AP: "A Pakistani court on Monday convicted Osama bin Laden's three widows and two of his daughters of illegally entering and living in the country and sentenced them to 45 days in prison, with credit for time served, their lawyer said.The five women have been in detention since last May...."
Guardian: "Bashar al-Assad has been warned to implement a UN-backed peace plan to end more than a year of violence in Syria, amid growing scepticism at the lack of international resolve to tackle the bloodiest crisis of the Arab spring. Hillary Clinton ... issued the threat at a conference of the Friends of the Syrian people in Istanbul on Sunday, but there was little evidence of coherent international action if he does not comply."
Guardian: "Aung San Suu Kyi has hailed 'the beginning of a new era' in Burma's politics after her party claimed a spectacular 43 out of 44 parliamentary seats in Sunday's historic byelection. Speaking to thousands of red-clad supporters outside the headquarters of her opposition party, the National League for Democracy (NLD), the Nobel laureate called the election 'a triumph of the people' and said: 'We hope this will be the beginning of a new era.'"

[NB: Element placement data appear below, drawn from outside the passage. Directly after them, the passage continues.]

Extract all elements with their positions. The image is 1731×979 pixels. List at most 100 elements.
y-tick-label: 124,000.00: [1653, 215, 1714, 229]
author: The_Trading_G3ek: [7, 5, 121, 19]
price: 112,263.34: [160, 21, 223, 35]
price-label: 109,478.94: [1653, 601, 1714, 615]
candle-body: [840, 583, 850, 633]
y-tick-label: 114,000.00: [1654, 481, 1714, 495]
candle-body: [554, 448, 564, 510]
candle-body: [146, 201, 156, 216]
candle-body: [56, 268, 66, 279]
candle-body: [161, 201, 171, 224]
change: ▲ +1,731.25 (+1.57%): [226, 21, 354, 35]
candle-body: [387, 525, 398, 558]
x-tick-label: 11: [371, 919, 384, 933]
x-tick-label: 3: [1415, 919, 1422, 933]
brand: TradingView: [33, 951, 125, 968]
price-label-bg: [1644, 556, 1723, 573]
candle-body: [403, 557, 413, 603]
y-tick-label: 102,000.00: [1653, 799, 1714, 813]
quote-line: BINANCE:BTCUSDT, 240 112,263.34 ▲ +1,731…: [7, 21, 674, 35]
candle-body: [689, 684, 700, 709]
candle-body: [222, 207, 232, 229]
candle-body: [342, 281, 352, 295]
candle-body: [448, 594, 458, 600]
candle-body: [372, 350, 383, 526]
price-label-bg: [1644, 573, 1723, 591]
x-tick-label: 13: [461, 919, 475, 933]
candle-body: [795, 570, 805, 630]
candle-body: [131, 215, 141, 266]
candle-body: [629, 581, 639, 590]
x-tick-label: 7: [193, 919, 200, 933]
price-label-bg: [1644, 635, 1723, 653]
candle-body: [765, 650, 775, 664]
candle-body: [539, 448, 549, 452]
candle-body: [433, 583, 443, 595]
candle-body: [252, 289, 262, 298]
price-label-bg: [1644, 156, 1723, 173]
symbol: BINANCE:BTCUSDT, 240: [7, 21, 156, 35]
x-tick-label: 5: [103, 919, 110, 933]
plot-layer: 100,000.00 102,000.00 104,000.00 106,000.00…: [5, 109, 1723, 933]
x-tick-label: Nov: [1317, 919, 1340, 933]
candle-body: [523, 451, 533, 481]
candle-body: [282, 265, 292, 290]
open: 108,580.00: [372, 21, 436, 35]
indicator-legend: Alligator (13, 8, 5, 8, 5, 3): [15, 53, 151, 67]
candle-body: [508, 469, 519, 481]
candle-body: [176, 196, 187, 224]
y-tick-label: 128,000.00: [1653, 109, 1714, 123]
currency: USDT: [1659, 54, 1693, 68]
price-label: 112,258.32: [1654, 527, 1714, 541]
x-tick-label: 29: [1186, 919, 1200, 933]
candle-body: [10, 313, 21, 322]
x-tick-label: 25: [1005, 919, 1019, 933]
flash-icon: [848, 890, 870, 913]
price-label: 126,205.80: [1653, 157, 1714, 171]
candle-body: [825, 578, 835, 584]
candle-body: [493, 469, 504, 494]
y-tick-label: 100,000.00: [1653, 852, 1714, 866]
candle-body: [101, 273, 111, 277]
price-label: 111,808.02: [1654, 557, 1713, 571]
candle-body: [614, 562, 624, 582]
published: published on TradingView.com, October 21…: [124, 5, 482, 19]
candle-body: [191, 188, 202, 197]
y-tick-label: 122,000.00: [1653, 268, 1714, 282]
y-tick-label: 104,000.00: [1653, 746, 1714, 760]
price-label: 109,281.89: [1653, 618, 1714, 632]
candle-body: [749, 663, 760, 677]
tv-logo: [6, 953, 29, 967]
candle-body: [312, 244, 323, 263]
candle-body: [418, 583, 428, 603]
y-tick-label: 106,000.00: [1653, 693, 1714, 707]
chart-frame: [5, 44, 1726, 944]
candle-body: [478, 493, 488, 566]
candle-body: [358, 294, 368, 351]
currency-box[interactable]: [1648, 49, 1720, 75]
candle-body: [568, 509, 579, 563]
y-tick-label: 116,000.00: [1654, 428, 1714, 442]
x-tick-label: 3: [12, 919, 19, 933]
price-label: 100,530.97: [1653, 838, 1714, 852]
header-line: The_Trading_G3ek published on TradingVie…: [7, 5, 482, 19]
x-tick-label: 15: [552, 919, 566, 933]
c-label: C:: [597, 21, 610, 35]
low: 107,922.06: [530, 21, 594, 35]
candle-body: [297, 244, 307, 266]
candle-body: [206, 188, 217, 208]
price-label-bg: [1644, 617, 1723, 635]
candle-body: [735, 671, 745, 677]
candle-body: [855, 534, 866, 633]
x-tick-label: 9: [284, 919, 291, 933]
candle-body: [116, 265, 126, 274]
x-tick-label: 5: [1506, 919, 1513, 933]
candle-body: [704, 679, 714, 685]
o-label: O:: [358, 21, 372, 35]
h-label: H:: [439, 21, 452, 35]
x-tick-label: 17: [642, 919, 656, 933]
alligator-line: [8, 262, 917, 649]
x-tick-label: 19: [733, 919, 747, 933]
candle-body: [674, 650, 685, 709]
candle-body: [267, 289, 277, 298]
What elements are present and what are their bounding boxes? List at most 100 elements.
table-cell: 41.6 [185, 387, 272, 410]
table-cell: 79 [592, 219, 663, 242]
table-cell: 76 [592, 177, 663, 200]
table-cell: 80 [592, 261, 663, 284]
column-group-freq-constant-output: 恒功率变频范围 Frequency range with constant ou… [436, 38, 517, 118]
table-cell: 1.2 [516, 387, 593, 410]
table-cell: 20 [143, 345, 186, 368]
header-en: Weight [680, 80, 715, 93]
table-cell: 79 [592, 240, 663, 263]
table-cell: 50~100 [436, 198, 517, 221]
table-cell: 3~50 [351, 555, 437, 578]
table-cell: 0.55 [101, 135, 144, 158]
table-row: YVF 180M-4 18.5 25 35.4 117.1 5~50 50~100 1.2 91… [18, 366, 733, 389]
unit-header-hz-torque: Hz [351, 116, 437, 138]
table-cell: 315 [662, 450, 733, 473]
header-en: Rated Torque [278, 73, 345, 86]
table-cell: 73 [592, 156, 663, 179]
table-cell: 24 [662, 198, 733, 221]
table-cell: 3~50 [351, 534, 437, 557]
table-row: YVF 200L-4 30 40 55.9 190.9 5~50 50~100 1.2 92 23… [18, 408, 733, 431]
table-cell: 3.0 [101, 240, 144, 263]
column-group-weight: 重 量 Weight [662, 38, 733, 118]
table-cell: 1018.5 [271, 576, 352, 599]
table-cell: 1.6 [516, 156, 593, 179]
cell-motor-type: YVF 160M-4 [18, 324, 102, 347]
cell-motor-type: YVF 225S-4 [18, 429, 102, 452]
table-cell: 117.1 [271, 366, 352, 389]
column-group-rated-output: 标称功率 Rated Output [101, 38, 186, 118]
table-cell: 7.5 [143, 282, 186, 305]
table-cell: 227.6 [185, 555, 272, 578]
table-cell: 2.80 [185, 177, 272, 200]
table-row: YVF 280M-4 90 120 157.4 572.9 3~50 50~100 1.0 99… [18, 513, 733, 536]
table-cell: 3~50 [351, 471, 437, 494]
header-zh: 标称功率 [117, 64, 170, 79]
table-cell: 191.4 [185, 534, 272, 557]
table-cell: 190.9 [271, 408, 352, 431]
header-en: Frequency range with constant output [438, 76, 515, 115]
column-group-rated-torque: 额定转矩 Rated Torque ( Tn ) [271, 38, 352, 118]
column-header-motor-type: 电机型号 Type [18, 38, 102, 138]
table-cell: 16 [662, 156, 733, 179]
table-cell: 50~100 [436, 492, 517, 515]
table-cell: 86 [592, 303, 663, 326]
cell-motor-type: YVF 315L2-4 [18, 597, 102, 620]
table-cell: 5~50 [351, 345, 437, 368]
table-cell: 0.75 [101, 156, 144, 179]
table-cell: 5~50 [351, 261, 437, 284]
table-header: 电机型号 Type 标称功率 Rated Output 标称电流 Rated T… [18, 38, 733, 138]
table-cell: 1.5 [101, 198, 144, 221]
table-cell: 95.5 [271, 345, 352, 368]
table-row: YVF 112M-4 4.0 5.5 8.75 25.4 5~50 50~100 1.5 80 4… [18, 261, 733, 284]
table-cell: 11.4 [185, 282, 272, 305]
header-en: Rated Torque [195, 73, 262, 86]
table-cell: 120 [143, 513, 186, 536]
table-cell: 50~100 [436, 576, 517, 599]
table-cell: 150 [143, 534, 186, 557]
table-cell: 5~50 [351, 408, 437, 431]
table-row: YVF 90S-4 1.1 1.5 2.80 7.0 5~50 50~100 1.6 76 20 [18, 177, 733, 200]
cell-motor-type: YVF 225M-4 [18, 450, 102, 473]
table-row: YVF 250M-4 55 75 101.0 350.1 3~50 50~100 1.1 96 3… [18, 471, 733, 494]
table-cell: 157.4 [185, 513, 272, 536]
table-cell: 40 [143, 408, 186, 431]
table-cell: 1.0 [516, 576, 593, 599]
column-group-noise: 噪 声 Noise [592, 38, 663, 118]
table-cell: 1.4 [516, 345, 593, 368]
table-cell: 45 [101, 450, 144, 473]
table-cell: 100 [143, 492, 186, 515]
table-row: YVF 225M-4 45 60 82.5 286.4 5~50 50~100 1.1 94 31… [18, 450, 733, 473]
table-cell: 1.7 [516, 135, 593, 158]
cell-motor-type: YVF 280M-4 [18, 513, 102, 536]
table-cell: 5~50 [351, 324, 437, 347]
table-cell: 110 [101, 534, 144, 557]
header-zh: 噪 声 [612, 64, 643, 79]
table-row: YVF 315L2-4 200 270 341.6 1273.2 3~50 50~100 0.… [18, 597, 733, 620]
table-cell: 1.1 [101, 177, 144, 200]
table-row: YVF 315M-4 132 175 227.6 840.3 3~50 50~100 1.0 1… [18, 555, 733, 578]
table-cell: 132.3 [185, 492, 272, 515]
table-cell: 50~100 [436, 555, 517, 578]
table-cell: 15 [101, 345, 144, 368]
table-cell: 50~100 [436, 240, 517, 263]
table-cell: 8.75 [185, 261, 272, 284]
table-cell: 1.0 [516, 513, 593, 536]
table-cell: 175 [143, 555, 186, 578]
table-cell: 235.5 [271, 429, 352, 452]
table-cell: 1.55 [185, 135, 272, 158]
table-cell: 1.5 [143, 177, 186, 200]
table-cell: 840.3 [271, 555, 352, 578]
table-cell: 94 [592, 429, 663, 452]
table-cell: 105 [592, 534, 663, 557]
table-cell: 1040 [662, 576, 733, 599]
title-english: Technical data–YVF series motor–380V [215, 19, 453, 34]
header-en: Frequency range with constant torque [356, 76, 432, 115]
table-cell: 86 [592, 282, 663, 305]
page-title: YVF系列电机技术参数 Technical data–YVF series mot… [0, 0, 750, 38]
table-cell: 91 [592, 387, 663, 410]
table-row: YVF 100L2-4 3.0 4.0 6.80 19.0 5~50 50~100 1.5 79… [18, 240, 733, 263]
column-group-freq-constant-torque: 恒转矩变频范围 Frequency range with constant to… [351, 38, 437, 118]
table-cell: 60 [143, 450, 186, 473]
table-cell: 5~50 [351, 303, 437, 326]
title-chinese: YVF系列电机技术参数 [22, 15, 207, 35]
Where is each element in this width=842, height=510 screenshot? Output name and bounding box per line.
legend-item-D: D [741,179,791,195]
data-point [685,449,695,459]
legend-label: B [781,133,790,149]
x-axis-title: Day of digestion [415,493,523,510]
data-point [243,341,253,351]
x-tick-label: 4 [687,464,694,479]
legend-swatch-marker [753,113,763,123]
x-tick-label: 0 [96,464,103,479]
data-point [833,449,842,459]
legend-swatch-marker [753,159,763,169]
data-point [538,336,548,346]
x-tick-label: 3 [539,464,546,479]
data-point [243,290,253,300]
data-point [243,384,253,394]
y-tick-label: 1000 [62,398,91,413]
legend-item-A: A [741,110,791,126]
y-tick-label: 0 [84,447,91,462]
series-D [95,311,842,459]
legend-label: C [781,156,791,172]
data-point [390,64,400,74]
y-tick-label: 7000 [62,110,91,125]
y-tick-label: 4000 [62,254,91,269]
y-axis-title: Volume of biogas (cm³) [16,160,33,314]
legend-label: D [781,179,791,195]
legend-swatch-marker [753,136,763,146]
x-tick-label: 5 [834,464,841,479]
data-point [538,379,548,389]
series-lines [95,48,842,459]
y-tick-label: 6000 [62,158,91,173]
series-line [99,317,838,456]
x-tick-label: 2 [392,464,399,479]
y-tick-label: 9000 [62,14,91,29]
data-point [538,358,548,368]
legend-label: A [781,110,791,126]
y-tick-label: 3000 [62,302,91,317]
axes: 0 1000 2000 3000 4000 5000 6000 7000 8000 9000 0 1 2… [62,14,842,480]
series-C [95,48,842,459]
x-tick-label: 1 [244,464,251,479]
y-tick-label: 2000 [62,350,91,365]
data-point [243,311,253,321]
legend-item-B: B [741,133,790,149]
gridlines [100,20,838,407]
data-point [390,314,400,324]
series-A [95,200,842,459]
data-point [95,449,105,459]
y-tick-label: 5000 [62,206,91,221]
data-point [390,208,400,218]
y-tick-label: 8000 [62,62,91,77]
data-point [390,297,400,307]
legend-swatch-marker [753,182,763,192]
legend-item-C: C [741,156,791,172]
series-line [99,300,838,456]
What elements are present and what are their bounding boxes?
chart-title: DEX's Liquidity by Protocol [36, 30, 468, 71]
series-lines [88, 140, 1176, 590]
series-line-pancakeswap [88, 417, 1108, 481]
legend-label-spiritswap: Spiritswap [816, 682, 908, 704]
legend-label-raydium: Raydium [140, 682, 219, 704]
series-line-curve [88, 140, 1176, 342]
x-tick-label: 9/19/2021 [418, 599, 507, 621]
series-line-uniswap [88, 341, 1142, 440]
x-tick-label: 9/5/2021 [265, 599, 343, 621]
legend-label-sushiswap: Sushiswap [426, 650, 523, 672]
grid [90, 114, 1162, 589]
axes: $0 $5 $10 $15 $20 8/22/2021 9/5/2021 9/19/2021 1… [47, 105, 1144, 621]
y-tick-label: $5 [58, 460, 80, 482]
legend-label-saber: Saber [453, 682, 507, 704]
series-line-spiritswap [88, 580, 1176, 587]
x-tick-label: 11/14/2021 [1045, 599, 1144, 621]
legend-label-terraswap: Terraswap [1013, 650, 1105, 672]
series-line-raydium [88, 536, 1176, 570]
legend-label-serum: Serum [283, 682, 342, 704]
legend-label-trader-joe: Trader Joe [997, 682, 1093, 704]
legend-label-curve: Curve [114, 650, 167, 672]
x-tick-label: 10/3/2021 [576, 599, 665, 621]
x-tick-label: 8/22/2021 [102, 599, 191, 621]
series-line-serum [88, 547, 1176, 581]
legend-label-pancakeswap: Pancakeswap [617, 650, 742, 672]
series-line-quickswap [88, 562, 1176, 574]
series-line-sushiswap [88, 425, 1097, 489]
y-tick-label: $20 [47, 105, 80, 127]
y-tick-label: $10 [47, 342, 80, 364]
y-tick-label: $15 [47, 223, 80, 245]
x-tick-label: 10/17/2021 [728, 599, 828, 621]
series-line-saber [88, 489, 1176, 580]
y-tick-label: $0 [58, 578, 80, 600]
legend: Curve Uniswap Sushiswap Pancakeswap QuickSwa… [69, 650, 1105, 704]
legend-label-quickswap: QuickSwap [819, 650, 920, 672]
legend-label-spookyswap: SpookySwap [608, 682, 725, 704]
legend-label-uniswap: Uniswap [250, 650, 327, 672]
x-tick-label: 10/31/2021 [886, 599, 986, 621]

AP: The Census Bureau will release its 1940 records today; 21 million Americans whose personal data appear in the records are still living, raising privacy issues.
AP: "A credit card processor says that a recent data breach may affect less than 1.5 million cards in North America. Visa and Mastercard announced Friday that they had notified users of the potential for identity theft and illicit charges because of the breach. The card processor, Global Payments put a number on those who could be affected late Sunday."